Wild Cherry Bark or Black Cherry (Prunus serotina) has long been known and used for combating cough and respiratory irritations, bronchitis, pneumonia, fevers and inflammation of the respiratory system itself. The inner bark (cambium) has been used in the form of syrup, tea, tincture, capsule and even a plaster over the chest in medicinal applications.
The main warning on the Wild Cherry Bark is the fact that the entire tree, except for the flesh of the cherries themselves, contain prunasin, a cyanide type of glycoside that converts to hydrocyanic acid when digested. Hydrocyanic acid (some of you may recall my explanation and dialog in Shadow Scorpion concerning HCN) is highly toxic! The Wild Cherry contains the highest levels of prunasin in the autumn after the sunlight begins to fade and temperatures start to remain below 55 degrees F.
Wild Cherry Bark is best harvested in late spring when prunasin levels are lowest. It is the prunasin that makes the inner bark of the cherry trees smell like almond extract.

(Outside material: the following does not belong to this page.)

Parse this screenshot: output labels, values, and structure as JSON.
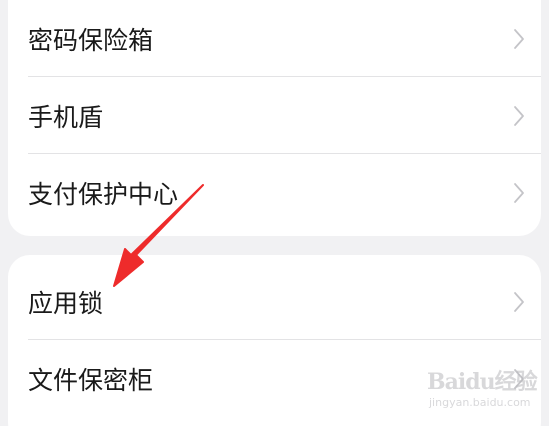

The interesting thing about all this is that most people do not know why the Wild Cherry Bark works as a medicine for the lungs and bronchial tubes. People know that it can sooth coughing and aliments that cause coughing fits, but why? It is because of the very toxic nature of the bark that it is medicinal to us. HCN is as I said highly toxic and can kill humans. However, in properly harvested Wild Cherry Bark, the digestion of the small amounts of prunasin converts to just enough HCN to literally create a minor and temporary paralysis of the lungs and bronchial tubes. This paralysis stops the contraction (cough) of the lungs and bronchial tubes and thus eases the coughing mechanism.
This is just one of many examples of how poisons can many times act as medicines and it all comes down to the how, when and how much.